位山には、「天の岩戸」なるものがあります。「天の岩戸」といえば、天照大神が隠れた伝説で有名です。それがここにあるというのは、ちょっと不思議な気がします。

地元の方の話によると、古事記や日本書紀等、いわゆる記紀に書かれていることというのは、すべて真実でないとのことでした。それには大いに同感です(「日本建国史の再考」参照)。

一方で、竹内文書についても聞かされました。竹内文書とは、古代日本において、長らく大臣を務めたとされる竹内宿禰に関わる古文書です。その方によると、この位山は「竹内の山」であり、そこにある「天の岩戸」というのは「竹内の神社」であるという話でした。

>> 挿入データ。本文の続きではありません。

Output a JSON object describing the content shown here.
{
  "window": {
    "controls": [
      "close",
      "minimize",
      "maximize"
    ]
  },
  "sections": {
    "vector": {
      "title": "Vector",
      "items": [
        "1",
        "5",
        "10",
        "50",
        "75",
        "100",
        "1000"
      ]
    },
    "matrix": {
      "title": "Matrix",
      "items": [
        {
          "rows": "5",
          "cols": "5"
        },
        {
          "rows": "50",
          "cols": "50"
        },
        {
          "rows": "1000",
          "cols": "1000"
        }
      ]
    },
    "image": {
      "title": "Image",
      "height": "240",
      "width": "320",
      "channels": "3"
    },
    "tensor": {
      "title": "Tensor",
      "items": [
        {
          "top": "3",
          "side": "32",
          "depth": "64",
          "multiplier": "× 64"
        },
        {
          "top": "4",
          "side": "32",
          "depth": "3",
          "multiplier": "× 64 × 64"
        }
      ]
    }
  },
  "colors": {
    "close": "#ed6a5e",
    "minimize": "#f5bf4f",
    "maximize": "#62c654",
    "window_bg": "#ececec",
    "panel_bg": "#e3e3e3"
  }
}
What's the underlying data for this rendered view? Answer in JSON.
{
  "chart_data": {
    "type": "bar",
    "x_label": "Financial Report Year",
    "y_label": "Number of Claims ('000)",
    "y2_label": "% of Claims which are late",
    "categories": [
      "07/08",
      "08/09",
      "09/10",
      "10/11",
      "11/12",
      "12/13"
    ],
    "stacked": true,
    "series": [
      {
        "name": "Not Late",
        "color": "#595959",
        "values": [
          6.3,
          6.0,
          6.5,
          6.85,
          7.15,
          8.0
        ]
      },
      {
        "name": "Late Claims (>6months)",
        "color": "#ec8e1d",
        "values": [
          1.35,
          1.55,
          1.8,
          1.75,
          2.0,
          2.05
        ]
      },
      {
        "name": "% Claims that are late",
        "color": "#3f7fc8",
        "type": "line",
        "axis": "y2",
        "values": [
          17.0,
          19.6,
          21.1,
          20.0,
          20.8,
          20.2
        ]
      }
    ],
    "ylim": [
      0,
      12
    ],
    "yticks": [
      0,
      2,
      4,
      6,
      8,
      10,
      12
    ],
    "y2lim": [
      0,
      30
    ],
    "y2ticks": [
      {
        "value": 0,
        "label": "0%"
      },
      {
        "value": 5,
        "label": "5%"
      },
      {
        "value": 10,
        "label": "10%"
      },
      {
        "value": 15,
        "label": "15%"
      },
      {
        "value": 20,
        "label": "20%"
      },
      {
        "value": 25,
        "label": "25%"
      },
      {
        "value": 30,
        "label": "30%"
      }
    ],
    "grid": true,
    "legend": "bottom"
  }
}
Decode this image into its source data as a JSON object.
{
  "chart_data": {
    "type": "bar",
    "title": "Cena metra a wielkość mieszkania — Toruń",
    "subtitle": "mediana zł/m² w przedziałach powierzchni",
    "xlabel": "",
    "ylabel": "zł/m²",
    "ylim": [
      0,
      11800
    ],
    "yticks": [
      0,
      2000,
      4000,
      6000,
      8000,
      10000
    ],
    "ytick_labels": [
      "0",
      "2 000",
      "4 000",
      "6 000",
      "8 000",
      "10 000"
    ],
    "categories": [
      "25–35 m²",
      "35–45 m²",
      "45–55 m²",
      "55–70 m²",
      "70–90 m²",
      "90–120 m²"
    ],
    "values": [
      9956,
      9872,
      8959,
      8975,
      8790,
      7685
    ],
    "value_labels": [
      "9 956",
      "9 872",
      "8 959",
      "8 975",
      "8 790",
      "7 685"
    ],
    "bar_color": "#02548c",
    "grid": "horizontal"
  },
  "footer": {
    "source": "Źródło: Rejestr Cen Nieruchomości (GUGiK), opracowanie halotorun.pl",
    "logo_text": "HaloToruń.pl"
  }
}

その方のお宅にお邪魔すると、神功皇后と竹内宿禰、竹内宿禰に抱かれた赤子の応神天皇の三人の像が置かれていました。私自身、応神天皇が祀られている鶴岡八幡宮は地元であり、幼い頃から訪れている場所でもあるので、こうした置物にはとても愛着を感じます。そして、同時に思ったのは、そもそも天皇とは何者かということを議論するならば、竹内宿禰とは何者だったのかということについても、きちんと検証されなければならないだろうということです。それは、記紀に囚われた歴史観では割り出せません。しかし、それを乗り越えてでも、真実を見極めようとすることが何よりも肝要なのであり、歴史を学問とし扱っている方々にとっても、非常に大切なことなのではないかと思うのです。

もちろん、実際のところ、何が本当なのかは分かりません。その方もおっしゃっていたことですが、竹内文書にしても、すべてが真実であるとは思えません。しかし、記紀の記述に真実でないことが含まれているとしたら、それを補うに足る内容が、竹内文書に書かれている可能性は、けっして否定できないだろうと思います。

今回の位山での旅では、そんなことを思いながら、しばし天皇や日本古代史について考えさせられたのでした。